The words "secret" and "dark" imply that the book might be an investigative exposé about the abuses required to ensure that Americans have cheap roasted chicken. Lorr acknowledges uncomfortable truths about food safety and the exploitation of workers, but he is more interested in the day-to-day reality of laborers involved –– truckers, buyers, food marketers, retail clerks –– and the reasons their jobs take the form that they do. The answer is almost always the modern tyranny of logistics and human capital management.

In the best parts of the book, Lorr does a passable imitation of David Foster Wallace's style and approach. He embeds himself with a worker, describes their life in an immersive and slightly ironic way, and explains how the details fit with broad underlying themes about the human condition, conveyed with complex sentence structures and discursive footnotes. I appreciated many of his conceptual insights, such as how the nature of the product changes as it moves through the system:

In the same way the fecal shrieking bird ceases ceases being an animal and becomes food, an item within the grocery matrix loses its identity as food and becomes a product. ... Now it is defined by the cubic inches of its packaging, its price per unit...

Far from being a muckraker, Lorr wants to present a balanced view of the conflicting motivations in the system. 

When he rides along with a long-haul trucker, he shows how tiring and dangerous the job is and how the economic setup makes it nearly impossible for her to succeed, but he doesn't demonize the trucking companies and notes that the truckers themselves value their freedom.

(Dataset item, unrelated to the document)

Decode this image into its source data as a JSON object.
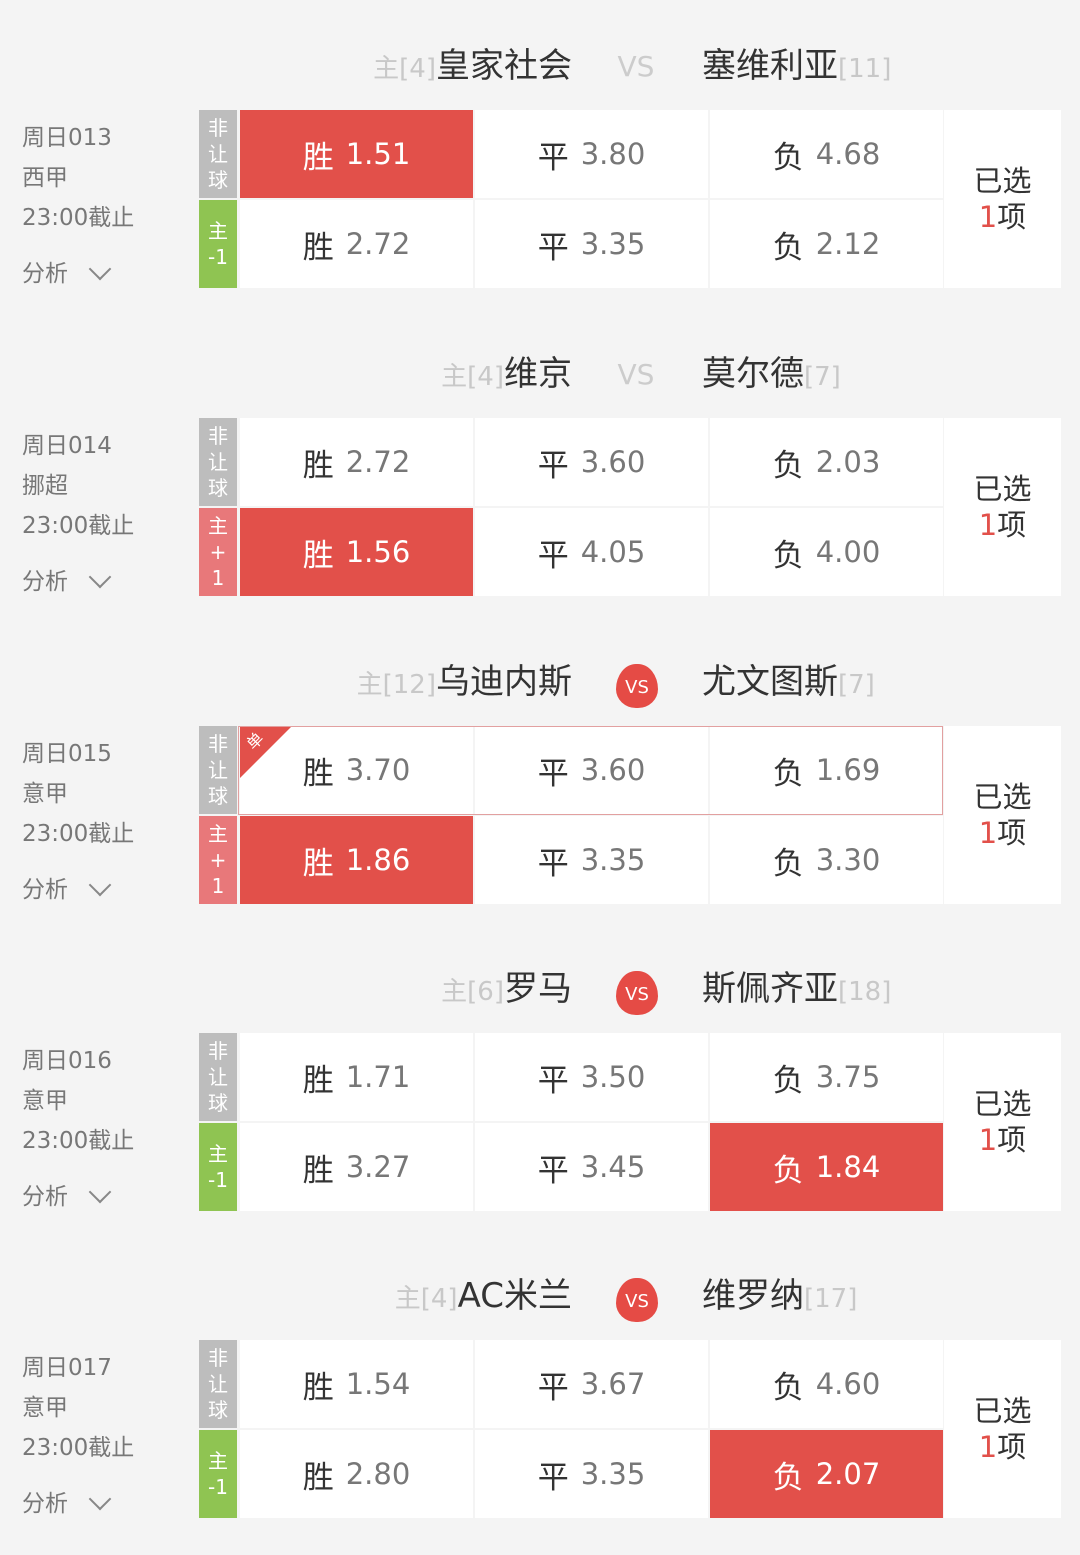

It is a lifestyle that pounds home the reality that liberty and freedom are deeply related to loneliness and isolation... "This job is a misery, but it's the only thing in the world for me."

What people call the supply chain is a long, interconnected network of human beings working on other humans' behalf. ... The result is both incredible beyond words ––abundance, wish fulfillment, and low price––and as cruel and demeaning as [work slavery]. To me, this is as hopeful as it is depressing. 

The most intriguing sections to me were those about crafting a retail identity that helps the consumer (i.e. me) find meaning in consumption. The first chapter is about Trader Joes, and the penultimate chapter is about a retail consultant who helps stores find "bliss points" for themselves and their customers. 

The tone and thoughtfulness fade the farther Lorr gets from the American consumer experience. The final chapter travels to Thailand to see shrimp aquaculture at "the bottom of the commodity chain." Lorr makes good observations about the impact of treating something as a commodity, but there's no balance to be found in a situation involving slavery, overfishing, and shrimp eyeball ablation. It felt like a chapter he had to include, but it retrospectively cast a pall over the rest of the book.